Pourquoi une position aussi tranchée ? Pour le comité d'éthique, le dossier médical personnel tel qu'il est conçu présente certaines limites, notamment du fait de la possibilité de « masquage » d'informations par le patient, pourtant indispensable, car garante de sa liberté et de son autonomie. Ce « masquage » lui offre la certitude qu'un épisode de toxicomanie, une interruption médicale de grossesse ou une dépression figurant dans son dossier ne deviendront pas des armes utilisées contre lui par son employeur, son assurance, sa banque. « Quelle serait l'utilité d'un dossier dont le titulaire aurait décidé d'effacer certaines informations qui pourraient être essentielles à sa prise en charge médicale ? s'interroge le comité.
Par ailleurs, si le malade est inconscient, le médecin peut s'arroger le droit de « bris de glace », c'est-à-dire de consultation de son dossier, sauf si le patient s'y était opposé lorsqu'il était conscient. « Le masquage et l'opposition au bris de glace sont des expressions d'un principe d'autonomie dont le respect peut, le cas échéant, aller à l'encontre de l'intérêt du patient », peut-on lire dans cet avis.
Outre ces limites, le dossier médical personnel risque de mettre à mal le caractère strictement confidentiel des données de santé. « En dépit des précautions prises par les concepteurs de programmes informatiques, des possibilités de subtilisation de données confidentielles existent.
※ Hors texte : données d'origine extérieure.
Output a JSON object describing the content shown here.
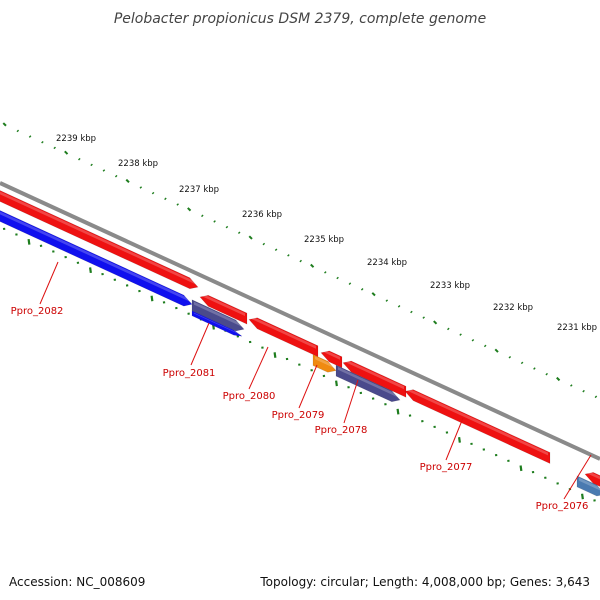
{
  "title": "Pelobacter propionicus DSM 2379, complete genome",
  "footer": {
    "accession": "Accession: NC_008609",
    "summary": "Topology: circular; Length: 4,008,000 bp; Genes: 3,643"
  },
  "scale_labels": [
    "2239 kbp",
    "2238 kbp",
    "2237 kbp",
    "2236 kbp",
    "2235 kbp",
    "2234 kbp",
    "2233 kbp",
    "2232 kbp",
    "2231 kbp"
  ],
  "colors": {
    "backbone": "#8a8a8a",
    "tick": "#1e7d1e",
    "label": "#cc0000",
    "leader": "#dd1111",
    "gene_red": "#ee1111",
    "gene_blue": "#1010ee",
    "gene_slate": "#4a4a8c",
    "gene_orange": "#f08a10",
    "gene_steel": "#4a7ab0"
  },
  "genes": [
    {
      "name": "Ppro_2082",
      "color": "#ee1111"
    },
    {
      "name": "Ppro_2082",
      "color": "#1010ee"
    },
    {
      "name": "Ppro_2081",
      "color": "#ee1111"
    },
    {
      "name": "Ppro_2081",
      "color": "#4a4a8c"
    },
    {
      "name": "Ppro_2081",
      "color": "#1010ee"
    },
    {
      "name": "Ppro_2080",
      "color": "#ee1111"
    },
    {
      "name": "Ppro_2079",
      "color": "#ee1111"
    },
    {
      "name": "Ppro_2079",
      "color": "#f08a10"
    },
    {
      "name": "Ppro_2078",
      "color": "#4a4a8c"
    },
    {
      "name": "Ppro_2078",
      "color": "#ee1111"
    },
    {
      "name": "Ppro_2077",
      "color": "#ee1111"
    },
    {
      "name": "Ppro_2076",
      "color": "#ee1111"
    },
    {
      "name": "Ppro_2076",
      "color": "#4a7ab0"
    }
  ],
  "gene_labels": [
    "Ppro_2082",
    "Ppro_2081",
    "Ppro_2080",
    "Ppro_2079",
    "Ppro_2078",
    "Ppro_2077",
    "Ppro_2076"
  ]
}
La crainte persiste que des données personnelles puissent voyager via Internet, qu'elles puissent être récupérées par exemple par des assureurs ou des employeurs potentiels. L'accès au dossier médical pourrait aussi jouer comme un piège pour la personne dans ses relations avec une compagnie d'assurance ou une banque. »
Cette charge contre le dossier médical personnel pourrait lui être fatale. D'autant que le Conseil national de l'ordre des médecins s'est aussi longuement penché sur cette question au cours des années précédentes, en s'inquiétant des dérives possibles d'un tel dossier et en s'interrogeant en particulier sur la possibilité pour le médecin de tout écrire, comme une suspicion de maladie d'Alzheimer ou le pronostic péjoratif d'un cancer, que le patient n'a pas forcément envie d'entendre.